Developing a provenance strategy for premium exports: connecting consumer with producer.

Executive Summary

In a knowledge driven world, changes to the buying behaviour of consumers is shaping the need for New Zealand exporters to pivot towards a consumer centric model. This requires us to shape the way we produce and market New Zealand products to fit the demands of the discerning consumer.

Changing consumer buying behavior and the increasing threat from alternative protein products means that we must reposition New Zealand exports to capture the premium market. Putting a focus on building trust with the end consumer is imperative.

A fast-moving consumer market requires products that are fresh, convenient, nutritious and safe to eat, while making the consumer feel good about their purchase.

Provenance is the ability for an end consumer to form an understanding of where products they purchase come from and how the key attributes of that product aligns with their own values. These key attributes include answering the questions; Is this product safe to consume? Where has this product come from? Was it produced in a sustainable and ethical manner?

Our provenance strategy is made up of three key features; brand, supply chain transparency and social licence to operate. Brand represents the way we tell the story of our products to the end consumer, while supply chain transparency provides the evidence. Social licence to operate is achieved through the approval of the end consumer in the way that we produce our products.

For years New Zealand has leveraged off the clean green image as a key brand attribute for our products by creating a vision of sustainable and ethical production. With the rise of digital platforms, trust in the information available to consumers is decreasing. As a result, we can no longer just tell the consumer our story through brand alone, the consumer now demands that we prove it.

Providing authenticated data from across the supply chain in a comprehensive format provides evidence to the consumer that from creation to consumption, that product is aligned with their values. Tools such as Blockchain technology seek to deliver to the consumer a single source of truth of a products lifecycle. Trust in a brand has never been more important. We must seek to find new ways to demonstrate the value of our products to the consumer.
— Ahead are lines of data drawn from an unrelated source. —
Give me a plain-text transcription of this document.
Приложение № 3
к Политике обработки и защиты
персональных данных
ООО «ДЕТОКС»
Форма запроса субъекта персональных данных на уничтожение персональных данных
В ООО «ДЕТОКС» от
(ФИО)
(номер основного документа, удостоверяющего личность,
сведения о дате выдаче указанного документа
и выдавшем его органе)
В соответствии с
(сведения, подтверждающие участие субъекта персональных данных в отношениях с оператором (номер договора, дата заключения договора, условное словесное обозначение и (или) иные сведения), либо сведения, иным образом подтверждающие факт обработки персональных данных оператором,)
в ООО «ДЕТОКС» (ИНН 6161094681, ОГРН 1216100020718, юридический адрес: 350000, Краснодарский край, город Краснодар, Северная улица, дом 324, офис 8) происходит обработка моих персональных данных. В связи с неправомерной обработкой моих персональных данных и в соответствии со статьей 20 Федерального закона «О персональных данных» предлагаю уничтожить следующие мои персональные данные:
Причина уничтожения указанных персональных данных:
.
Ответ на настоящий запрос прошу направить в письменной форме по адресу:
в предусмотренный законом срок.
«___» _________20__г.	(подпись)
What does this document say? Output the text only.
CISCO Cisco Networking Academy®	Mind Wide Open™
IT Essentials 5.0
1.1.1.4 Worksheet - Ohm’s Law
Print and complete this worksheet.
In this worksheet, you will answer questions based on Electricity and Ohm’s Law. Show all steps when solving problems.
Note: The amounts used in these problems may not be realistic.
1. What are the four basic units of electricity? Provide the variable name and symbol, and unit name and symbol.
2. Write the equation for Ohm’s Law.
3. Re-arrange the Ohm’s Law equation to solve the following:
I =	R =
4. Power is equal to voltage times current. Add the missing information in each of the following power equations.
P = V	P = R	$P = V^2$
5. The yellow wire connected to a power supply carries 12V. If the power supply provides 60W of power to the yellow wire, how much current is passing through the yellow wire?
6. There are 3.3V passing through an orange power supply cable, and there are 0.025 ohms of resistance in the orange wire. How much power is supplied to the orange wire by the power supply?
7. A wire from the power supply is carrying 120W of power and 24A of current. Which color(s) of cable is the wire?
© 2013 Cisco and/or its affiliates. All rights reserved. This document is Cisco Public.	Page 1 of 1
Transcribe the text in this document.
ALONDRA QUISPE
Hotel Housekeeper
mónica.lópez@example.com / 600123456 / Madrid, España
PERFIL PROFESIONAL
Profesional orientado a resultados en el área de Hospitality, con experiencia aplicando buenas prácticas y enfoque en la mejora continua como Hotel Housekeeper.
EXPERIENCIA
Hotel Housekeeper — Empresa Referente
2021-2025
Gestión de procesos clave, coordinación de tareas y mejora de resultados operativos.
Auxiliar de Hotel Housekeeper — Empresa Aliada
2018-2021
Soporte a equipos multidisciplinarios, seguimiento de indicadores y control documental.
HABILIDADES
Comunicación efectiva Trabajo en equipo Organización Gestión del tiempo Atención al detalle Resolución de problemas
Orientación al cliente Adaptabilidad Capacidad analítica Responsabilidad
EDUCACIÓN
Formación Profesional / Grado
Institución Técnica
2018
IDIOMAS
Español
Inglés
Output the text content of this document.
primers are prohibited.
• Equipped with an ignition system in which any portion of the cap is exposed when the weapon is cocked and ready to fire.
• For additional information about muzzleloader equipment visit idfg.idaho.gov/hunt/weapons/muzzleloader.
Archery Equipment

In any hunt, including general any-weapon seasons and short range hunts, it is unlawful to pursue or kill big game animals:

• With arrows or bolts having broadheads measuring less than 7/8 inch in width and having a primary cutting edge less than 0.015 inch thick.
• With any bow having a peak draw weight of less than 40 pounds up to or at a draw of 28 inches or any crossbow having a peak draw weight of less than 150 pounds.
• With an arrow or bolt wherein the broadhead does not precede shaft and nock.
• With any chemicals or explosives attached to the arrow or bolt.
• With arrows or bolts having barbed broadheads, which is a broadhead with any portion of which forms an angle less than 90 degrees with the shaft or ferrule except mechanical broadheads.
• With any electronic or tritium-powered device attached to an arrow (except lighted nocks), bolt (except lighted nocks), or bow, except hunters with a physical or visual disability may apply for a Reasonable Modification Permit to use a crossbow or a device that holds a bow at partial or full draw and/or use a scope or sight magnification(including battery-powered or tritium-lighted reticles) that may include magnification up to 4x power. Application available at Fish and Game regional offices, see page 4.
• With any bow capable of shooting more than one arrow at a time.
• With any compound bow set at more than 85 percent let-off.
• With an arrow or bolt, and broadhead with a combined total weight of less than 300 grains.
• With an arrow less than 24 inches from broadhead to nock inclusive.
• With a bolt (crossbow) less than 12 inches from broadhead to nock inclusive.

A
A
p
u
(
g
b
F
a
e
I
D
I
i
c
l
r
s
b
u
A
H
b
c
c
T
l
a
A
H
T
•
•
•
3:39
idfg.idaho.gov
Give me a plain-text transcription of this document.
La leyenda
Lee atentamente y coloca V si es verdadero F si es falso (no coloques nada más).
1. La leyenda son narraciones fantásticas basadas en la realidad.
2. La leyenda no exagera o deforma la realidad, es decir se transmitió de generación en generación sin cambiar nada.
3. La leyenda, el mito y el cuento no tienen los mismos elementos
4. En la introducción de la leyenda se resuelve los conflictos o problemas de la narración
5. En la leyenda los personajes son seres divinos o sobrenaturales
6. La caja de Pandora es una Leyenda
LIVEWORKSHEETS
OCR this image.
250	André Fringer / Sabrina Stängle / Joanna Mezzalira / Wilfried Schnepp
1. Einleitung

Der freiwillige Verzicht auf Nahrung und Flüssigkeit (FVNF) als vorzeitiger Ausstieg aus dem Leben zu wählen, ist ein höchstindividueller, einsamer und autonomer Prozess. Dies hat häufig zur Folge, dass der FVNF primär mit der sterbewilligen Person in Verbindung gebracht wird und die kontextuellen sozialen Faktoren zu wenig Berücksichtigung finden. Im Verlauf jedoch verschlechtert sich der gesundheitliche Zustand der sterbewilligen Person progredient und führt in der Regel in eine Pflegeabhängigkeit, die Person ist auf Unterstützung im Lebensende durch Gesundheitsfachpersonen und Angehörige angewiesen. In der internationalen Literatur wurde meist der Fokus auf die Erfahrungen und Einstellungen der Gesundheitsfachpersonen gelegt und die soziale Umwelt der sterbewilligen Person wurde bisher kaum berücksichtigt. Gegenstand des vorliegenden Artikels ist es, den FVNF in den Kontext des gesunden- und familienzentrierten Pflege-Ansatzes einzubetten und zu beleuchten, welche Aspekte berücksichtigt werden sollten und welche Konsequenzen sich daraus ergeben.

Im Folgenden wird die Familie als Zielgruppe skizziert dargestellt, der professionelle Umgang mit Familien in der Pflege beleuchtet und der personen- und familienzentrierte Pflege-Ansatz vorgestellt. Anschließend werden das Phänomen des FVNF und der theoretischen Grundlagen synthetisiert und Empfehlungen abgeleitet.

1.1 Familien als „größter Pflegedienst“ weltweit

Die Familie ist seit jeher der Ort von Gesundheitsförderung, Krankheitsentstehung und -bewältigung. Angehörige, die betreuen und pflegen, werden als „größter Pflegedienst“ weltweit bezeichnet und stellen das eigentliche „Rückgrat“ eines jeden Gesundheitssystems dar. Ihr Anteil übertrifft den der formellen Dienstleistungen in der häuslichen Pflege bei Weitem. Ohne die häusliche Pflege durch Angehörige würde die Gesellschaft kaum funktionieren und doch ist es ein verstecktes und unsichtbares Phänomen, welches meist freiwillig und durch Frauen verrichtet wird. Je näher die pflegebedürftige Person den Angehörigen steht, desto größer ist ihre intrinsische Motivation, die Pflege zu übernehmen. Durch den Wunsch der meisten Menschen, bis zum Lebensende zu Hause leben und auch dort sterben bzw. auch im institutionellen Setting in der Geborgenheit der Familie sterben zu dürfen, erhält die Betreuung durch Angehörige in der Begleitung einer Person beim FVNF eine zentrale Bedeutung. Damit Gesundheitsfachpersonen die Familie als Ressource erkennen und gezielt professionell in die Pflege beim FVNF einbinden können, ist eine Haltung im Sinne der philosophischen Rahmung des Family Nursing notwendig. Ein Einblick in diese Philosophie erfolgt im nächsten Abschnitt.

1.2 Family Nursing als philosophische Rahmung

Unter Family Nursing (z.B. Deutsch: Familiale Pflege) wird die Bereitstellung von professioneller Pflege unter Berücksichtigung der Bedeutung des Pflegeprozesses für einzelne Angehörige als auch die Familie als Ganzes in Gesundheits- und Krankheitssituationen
In order to successfully implement our provenance strategy, we need to make changes to our business practices. This research will look at the key demands of the premium consumer and how that effects the way we produce our products behind the farm gate.

This work will be vital for all industry stakeholders who are reliant on exports of our food and fibre products as a means of income. It will also identify key changes that we need to make to our business practices in order to successfully penetrate the premium market.

This research uses a combination of in-depth literature review and qualitative analysis. Including interviews with key industry stakeholders and leaders. This allowed me to develop critical thinking, draw conclusions on our provenance strategy and the effect it has on New Zealand farmers.

From this research, the three key recommendations include the need to move to a consumer-centric model, implement minimum standards for the way we produce our products on farm and the need for rapid uptake of digital recording from behind the farm gate.

In implementing minimum food production standards across all sectors, a framework will allow us to ensure we are lifting the operating standards of all New Zealand producers and mitigating the risk of damage to the national brand. Processor driven incentive schemes will encourage producers to lift the bar on best practice production standards.

Essentially, for us to contribute information about the lifecycle of a product from behind the farm gate we require NZ producers to provide information relating to it. Adoption of on farm digital recording is imperative in order to capture data to contribute to the value chain. More work is required to understand how we can generate the resources required to lift the level of digital literacy of New Zealand farmers.

With change, comes the opportunity to evolve our market strategy and return further value to New Zealand farmers for their efforts.